Pemerintah Provinsi Jawa Barat menutup sementara trotoar tersebut untuk menyesuaikan ketinggiannya sekaligus menata kembali kawasan Lapangan Gasibu agar lebih representatif, aman, dan nyaman digunakan masyarakat.
Kepala Dinas Komunikasi dan Informatika (Diskominfo) Jabar, Mas Adi Komar, mengatakan penutupan dilakukan selama proses penataan berlangsung. Trotoar akan kembali difungsikan setelah penataan Lapangan Gasibu selesai.
“Iya trotoarnya (ditutup). Sampai Lapangan Gasibu selesai,” ujar Adi Komar saat dihubungi INILAH, Senin (14/9).
Penyesuaian ketinggian trotoar menjadi salah satu bagian dari pekerjaan tersebut. Pemprov Jabar juga menyiapkan pagar pembatas antara trotoar dan area Lapangan Gasibu untuk menciptakan ruang yang lebih tertib dan aman bagi masyarakat.
“Sekarang masih dalam proses ya. Termasuk pagar di area-area yang memang kita akan maksimalkan untuk warga yang menggunakan Gasibu dan sekitarnya supaya aman dan tertib,” ucapnya.
Penataan itu juga membawa satu pesan penting: ruang publik harus dapat digunakan semua orang. Karena itu, Pemprov Jabar memastikan fasilitas di kawasan Gasibu nantinya lebih ramah bagi pengguna, termasuk penyandang disabilitas.
“Yang pasti, kita akan pastikan semua fasilitas yang ada di Gasibu itu ramah untuk pengguna,” katanya.

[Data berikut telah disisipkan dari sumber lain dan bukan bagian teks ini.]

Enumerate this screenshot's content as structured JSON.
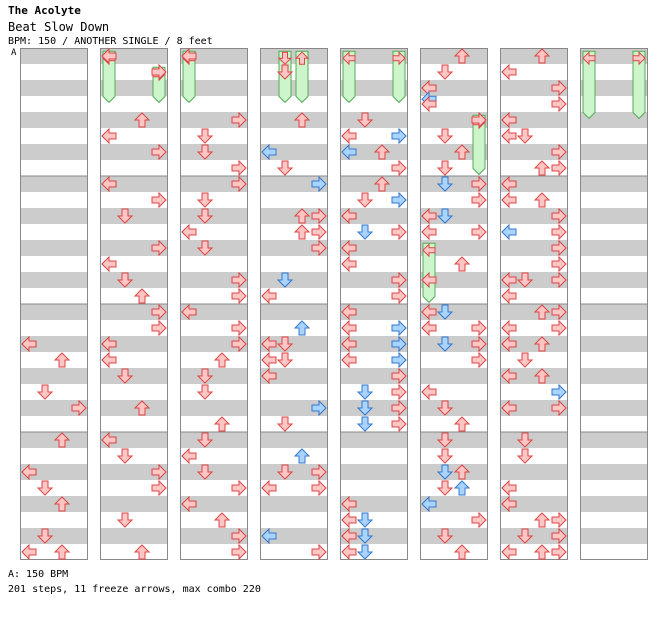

Perubahan juga menyentuh fasilitas penunjang lainnya. Toilet di kawasan Gasibu yang sebelumnya telah dibongkar disebut akan kembali disediakan sebagai bagian dari konsep penataan baru.
“Saya belum dapat detailnya, tapi yang pasti toilet dan lainnya ada,” ujarnya.
Bagi masyarakat yang terbiasa menggunakan Gasibu untuk berolahraga, berjalan kaki, atau sekadar menikmati ruang terbuka, perubahan tersebut untuk sementara mungkin menghadirkan sedikit ketidaknyamanan. Namun, Pemprov Jabar meminta masyarakat memberi waktu selama proses pembangunan berlangsung.
Adi mengimbau masyarakat bersabar dan tetap mendukung penataan kawasan tersebut. Menurutnya, peningkatan kualitas ruang publik harus berjalan beriringan dengan aspek keamanan dan kenyamanan.